Donald Trump a assuré mercredi que l’Iran avait garanti aux États-Unis qu’il n’y aurait pas de péage dans le détroit d’Ormuz, point d’achoppement des discussions entre les deux pays.
« L’Iran a informé les États-Unis que, malgré les informations contraires diffusées par les médias menteurs perturbateurs, il n’y a AUCUN PÉAGE, AUCUN FRAIS D’ASSURANCE ET AUCUN AUTRE FRAIS DE QUELQUE NATURE QUE CE SOIT demandés ou perçus par l’Iran sur les navires transitant par le détroit d’Ormuz », a écrit le président américain sur sa plateforme Truth Social.
Il a menacé de mettre fin aux négociations dans le cas contraire.

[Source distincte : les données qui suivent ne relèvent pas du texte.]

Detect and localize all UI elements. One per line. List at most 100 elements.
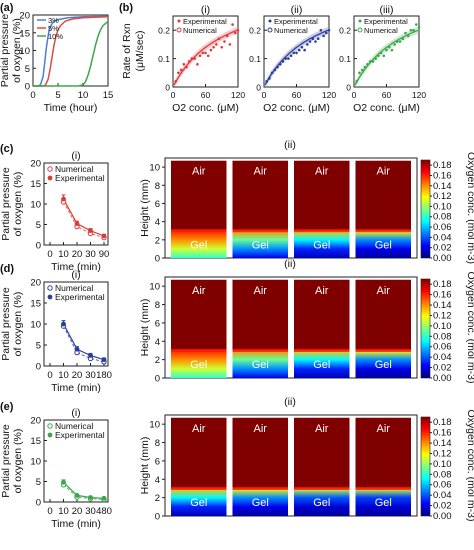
data-point <box>377 54 380 58</box>
numerical-line <box>63 484 105 500</box>
interface-band <box>232 486 288 490</box>
subplot-label: (i) <box>71 150 80 162</box>
legend-marker <box>47 294 53 300</box>
colorbar-tick-label: 0.02 <box>433 243 452 254</box>
gel-region <box>171 350 227 378</box>
colorbar <box>420 159 431 259</box>
data-point <box>393 43 396 46</box>
y-tick-label: 8 <box>155 300 160 311</box>
interface-band <box>171 486 227 490</box>
data-point <box>231 23 234 26</box>
air-label: Air <box>315 423 329 435</box>
y-tick-label: 0.2 <box>249 26 261 36</box>
interface-band <box>355 486 411 490</box>
data-point <box>303 48 306 52</box>
legend-marker <box>268 19 272 23</box>
y-tick-label: 0 <box>36 362 41 373</box>
colorbar-tick-label: 0.06 <box>433 222 452 233</box>
colorbar-tick-label: 0.08 <box>433 469 452 480</box>
y-tick-label: 8 <box>155 181 160 192</box>
data-point <box>177 71 180 75</box>
x-axis-label: O2 conc. (μM) <box>353 102 420 114</box>
data-point <box>225 34 229 38</box>
experimental-line <box>63 481 105 499</box>
gel-label: Gel <box>313 359 330 371</box>
legend-entry: Numerical <box>274 26 308 35</box>
y-tick-label: 2 <box>155 493 160 504</box>
data-point <box>412 28 415 32</box>
data-point <box>401 37 405 41</box>
data-point <box>270 71 274 75</box>
gel-region <box>232 488 288 516</box>
colorbar-tick-label: 0.00 <box>433 511 452 522</box>
legend-entry: Experimental <box>183 17 227 26</box>
panel-label-c: (c) <box>0 143 14 155</box>
air-region <box>294 160 350 231</box>
y-tick-label: 10 <box>149 420 160 431</box>
y-tick-label: 15 <box>30 179 41 190</box>
subplot-label: (ii) <box>291 4 303 16</box>
y-tick-label: 15 <box>19 28 30 39</box>
y-tick-label: 0 <box>256 83 261 93</box>
gel-region <box>294 230 350 258</box>
data-point <box>414 23 418 26</box>
y-tick-label: 0 <box>25 82 30 93</box>
y-tick-label: 0 <box>36 241 41 252</box>
air-region <box>171 417 227 489</box>
y-tick-label: 0.1 <box>158 54 170 64</box>
experimental-point <box>74 346 80 352</box>
chart-a: 0 5 10 15 20 0 5 10 15 Time (hour) Partial pressur… <box>0 11 113 115</box>
data-point <box>366 62 369 66</box>
x-tick-label: 10 <box>58 506 69 517</box>
fit-curve <box>173 29 238 86</box>
legend-marker <box>358 19 362 23</box>
legend-entry: 10% <box>48 32 63 41</box>
data-point <box>322 34 325 38</box>
x-tick-label: 15 <box>103 90 114 101</box>
colorbar-tick-label: 0.16 <box>433 290 452 301</box>
colorbar-label: Oxygen conc. (mol m-3) <box>465 152 474 264</box>
x-tick-label: 480 <box>96 506 112 517</box>
y-tick-label: 0.1 <box>249 54 261 64</box>
colorbar-tick-label: 0.02 <box>433 501 452 512</box>
air-label: Air <box>192 166 206 178</box>
air-region <box>294 417 350 489</box>
air-region <box>232 160 288 231</box>
data-point <box>278 62 282 66</box>
data-point <box>206 54 210 58</box>
experimental-point <box>61 321 66 327</box>
legend-marker <box>47 432 53 438</box>
colorbar-tick-label: 0.08 <box>433 212 452 223</box>
y-tick-label: 0.2 <box>339 26 351 36</box>
x-tick-label: 10 <box>58 370 69 381</box>
y-tick-label: 15 <box>30 299 41 310</box>
y-tick-label: 0 <box>155 254 160 265</box>
data-point <box>268 77 271 80</box>
colorbar-tick-label: 0.06 <box>433 342 452 353</box>
y-tick-label: 5 <box>36 341 41 352</box>
colorbar-tick-label: 0.12 <box>433 310 452 321</box>
gel-label: Gel <box>190 359 207 371</box>
y-tick-label: 20 <box>30 278 41 289</box>
y-axis-label: Partial pressure <box>0 14 11 88</box>
experimental-point <box>101 357 107 363</box>
air-label: Air <box>254 423 268 435</box>
x-tick-label: 90 <box>99 249 110 260</box>
data-point <box>417 26 421 29</box>
x-tick-label: 60 <box>292 90 302 100</box>
x-tick-label: 30 <box>85 370 96 381</box>
x-tick-label: 0 <box>47 249 52 260</box>
data-point <box>174 80 178 83</box>
gel-label: Gel <box>375 239 392 251</box>
y-tick-label: 0.2 <box>158 26 170 36</box>
air-label: Air <box>192 285 206 297</box>
y-tick-label: 20 <box>30 416 41 427</box>
colorbar-label: Oxygen conc. (mol m-3) <box>465 409 474 521</box>
interface-band <box>294 229 350 233</box>
x-tick-label: 0 <box>352 90 357 100</box>
data-point <box>182 62 186 66</box>
x-axis-label: O2 conc. (μM) <box>263 102 330 114</box>
data-point <box>355 80 359 83</box>
panel-label-b: (b) <box>119 2 133 14</box>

La veille, l’Iran et Oman ont fait savoir mardi qu’ils allaient étudier les « coûts » qui pourraient être facturés pour des services liés à l’administration du détroit. Toutefois, mercredi, Oman a indiqué qu’aucun péage ne serait imposé aux navires. Le protocole d’accord conclu entre Téhéran et Washington pour mettre fin à la guerre prévoit que le passage des navires commerciaux dans le détroit d’Ormuz se fera sans frais « pendant 60 jours uniquement ».
Reprise progressive du trafic
Le passage par Ormuz, où transite en temps normal 20% du pétrole et du GNL mondial, était libre de tout contrôle avant le déclenchement par les États-Unis et Israël le 28 février de la guerre contre l’Iran, qui a fait des milliers de morts et ébranlé l’économie mondiale. Les cours du pétrole sont en baisse mercredi, le marché est rassuré par la reprise progressive du trafic dans le détroit d’Ormuz et par les nombreuses initiatives portant à augmenter rapidement l’offre de brut.
Les estimations indiquent qu’environ 6 à 7 millions de barils par jour de pétrole ont transité par le détroit ces derniers jours », affirment les analystes d’ING. C’est encore loin des près de 20 millions de barils par jour qui y transitaient avant le début de la guerre au Moyen-Orient, mais depuis, l’Arabie saoudite et les Émirats arabes unis ont considérablement augmenté leurs exportations d’or noir via des pipelines et des ports permettant de contourner le détroit d’Ormuz.